Data ini yang terus kita kombinasi. Kalau setahun rata-rata kenaikan jumlah Wajib Pajak itu antara 3 juta sampai 3,5 juta tapi kan kenaikan Wajib Pajak wajib SPT-nya tidak langsung sebesar itu. Di situlah kita ada adjustment-adjustement-nya. Intinya yang lama-lama yang tidak wajib kita hilangkan, sedangkan Wajib Pajak yang baru diwajibkan tentunya menjadi faktor penambah.
Berapa target kepatuhan tahun ini?
Target kita tahun ini adalah 85%. Kenapa 85%? Itu lebih karena kita sekarang ada standar internasionalnya dalam konteks EoI (Exchange of Information). Itu kita direview standar EoI di mana standar negara-negara OECD itu adalah 85% ternyata untuk total SPT yang masuk, 95% untuk badan. Kita direview EoI ini dua tahun belakangan.
Effort untuk mencapai target tersebut seperti apa?
Kalau kita yang pasti pendekatan persuasif dilakukan. Makanya kampanye besar-besaran selalu di bulan Maret terutama untuk orang pribadi karena sebagian besar Wajib Pajak wajib SPT terdaftar itu adalah orang pribadi, jadi bagaimana merangkul orang pribadi. Dan caranya macam-macam.

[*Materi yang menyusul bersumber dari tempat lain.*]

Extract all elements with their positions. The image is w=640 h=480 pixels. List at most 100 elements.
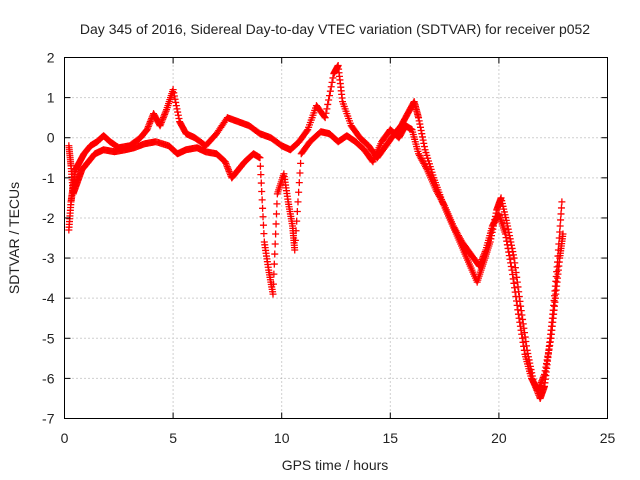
data-point-marker xyxy=(173,105,181,113)
y-axis-label: SDTVAR / TECUs xyxy=(6,182,22,294)
data-point-marker xyxy=(169,86,177,94)
data-point-marker xyxy=(507,259,515,267)
data-point-marker xyxy=(538,377,546,385)
data-point-marker xyxy=(518,334,526,342)
data-point-marker xyxy=(505,252,513,260)
data-point-marker xyxy=(416,120,424,128)
data-points xyxy=(65,62,567,402)
data-point-marker xyxy=(514,306,522,314)
data-point-marker xyxy=(272,230,280,238)
data-point-marker xyxy=(504,244,512,252)
data-point-marker xyxy=(295,188,303,196)
data-point-marker xyxy=(477,259,485,267)
data-point-marker xyxy=(513,301,521,309)
data-point-marker xyxy=(511,288,519,296)
data-point-marker xyxy=(481,248,489,256)
y-tick-label: -3 xyxy=(42,250,55,266)
data-point-marker xyxy=(515,314,523,322)
data-point-marker xyxy=(322,109,330,117)
x-tick-label: 10 xyxy=(274,430,290,446)
data-point-marker xyxy=(270,260,278,268)
data-point-marker xyxy=(545,345,553,353)
data-point-marker xyxy=(159,114,167,122)
data-point-marker xyxy=(520,346,528,354)
data-point-marker xyxy=(293,217,301,225)
data-point-marker xyxy=(505,248,513,256)
data-point-marker xyxy=(260,230,268,238)
data-point-marker xyxy=(544,349,552,357)
data-point-marker xyxy=(172,102,180,110)
data-point-marker xyxy=(502,234,510,242)
data-point-marker xyxy=(478,256,486,264)
data-point-marker xyxy=(517,307,525,315)
data-point-marker xyxy=(511,284,519,292)
data-point-marker xyxy=(417,127,425,135)
data-point-marker xyxy=(517,302,525,310)
data-point-marker xyxy=(273,200,281,208)
data-point-marker xyxy=(225,167,233,175)
data-point-marker xyxy=(516,322,524,330)
data-point-marker xyxy=(537,378,545,386)
data-point-marker xyxy=(481,249,489,257)
data-point-marker xyxy=(557,216,565,224)
data-point-marker xyxy=(145,121,153,129)
data-point-marker xyxy=(257,179,265,187)
data-point-marker xyxy=(510,279,518,287)
data-point-marker xyxy=(503,241,511,249)
data-point-marker xyxy=(223,163,231,171)
data-point-marker xyxy=(479,252,487,260)
data-point-marker xyxy=(512,297,520,305)
data-point-marker xyxy=(476,260,484,268)
data-point-marker xyxy=(226,169,234,177)
data-point-marker xyxy=(294,198,302,206)
data-point-marker xyxy=(156,122,164,130)
data-point-marker xyxy=(325,96,333,104)
data-point-marker xyxy=(174,108,182,116)
data-point-marker xyxy=(170,92,178,100)
data-point-marker xyxy=(539,375,547,383)
data-point-marker xyxy=(503,237,511,245)
data-point-marker xyxy=(479,254,487,262)
data-point-marker xyxy=(415,117,423,125)
data-point-marker xyxy=(157,120,165,128)
data-point-marker xyxy=(222,159,230,167)
data-point-marker xyxy=(477,257,485,265)
data-point-marker xyxy=(170,89,178,97)
data-point-marker xyxy=(541,370,549,378)
data-point-marker xyxy=(146,118,154,126)
data-point-marker xyxy=(546,338,554,346)
data-point-marker xyxy=(157,118,165,126)
data-point-marker xyxy=(147,116,155,124)
data-point-marker xyxy=(297,159,305,167)
data-point-marker xyxy=(517,326,525,334)
data-point-marker xyxy=(519,338,527,346)
data-point-marker xyxy=(557,204,565,212)
data-point-marker xyxy=(296,169,304,177)
y-tick-label: 1 xyxy=(47,90,55,106)
data-point-marker xyxy=(160,112,168,120)
data-point-marker xyxy=(546,341,554,349)
data-point-marker xyxy=(512,293,520,301)
data-point-marker xyxy=(508,266,516,274)
data-point-marker xyxy=(158,117,166,125)
data-point-marker xyxy=(420,143,428,151)
data-point-marker xyxy=(291,246,299,254)
data-point-marker xyxy=(224,164,232,172)
data-point-marker xyxy=(556,222,564,230)
data-point-marker xyxy=(174,111,182,119)
data-point-marker xyxy=(506,255,514,263)
y-tick-label: -1 xyxy=(42,170,55,186)
x-tick-label: 15 xyxy=(383,430,399,446)
data-point-marker xyxy=(144,124,152,132)
data-point-marker xyxy=(256,162,264,170)
data-point-marker xyxy=(326,87,334,95)
y-tick-label: 0 xyxy=(47,130,55,146)
data-point-marker xyxy=(520,342,528,350)
data-point-marker xyxy=(162,107,170,115)
data-point-marker xyxy=(143,126,151,134)
y-tick-label: 2 xyxy=(47,50,55,66)
data-point-marker xyxy=(161,109,169,117)
data-point-marker xyxy=(329,74,337,82)
y-tick-label: -7 xyxy=(42,411,55,427)
y-tick-label: -2 xyxy=(42,210,55,226)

Pertama, melalui kampanye terbuka. Kalau kampanye terbuka kan pendekatannya persuasif saja, kita sampaikan semua spanduk di mana-mana, iklan di tv, radio, dan media cetak.
Kedua, pendekatan melalui pemberi kerja karena sebagian besar (Wajib Pajak Orang Pribadi) kan karyawan. Pemotong itu kan ada di perusahaan. Kita kontak perusahaannya agar cepat-cepat mengeluarkan bukti potongnya biar karyawannya bisa melakukan e-filing. Kita biasanya dalam hal tertentu juga temen-temen proaktif visit ke kantor-kantor yang karyawannya susah untuk keluar, kita membantu. Kan sekarang sebenarnya sudah tidak sulit lagi mengisi SPT, cuma tidak dipungkiri juga kadang-kadang perlu ada nanya, perlu ada konsultasi, nah anggota kita itu siap di mana-mana. Jadi selain kampanye terbuka, kita bantu juga one on one ke perusahaan-perusahaan terutama yang karyawannya banyak jumlahnya. termasuk bendahara-bendahara pemerintah juga.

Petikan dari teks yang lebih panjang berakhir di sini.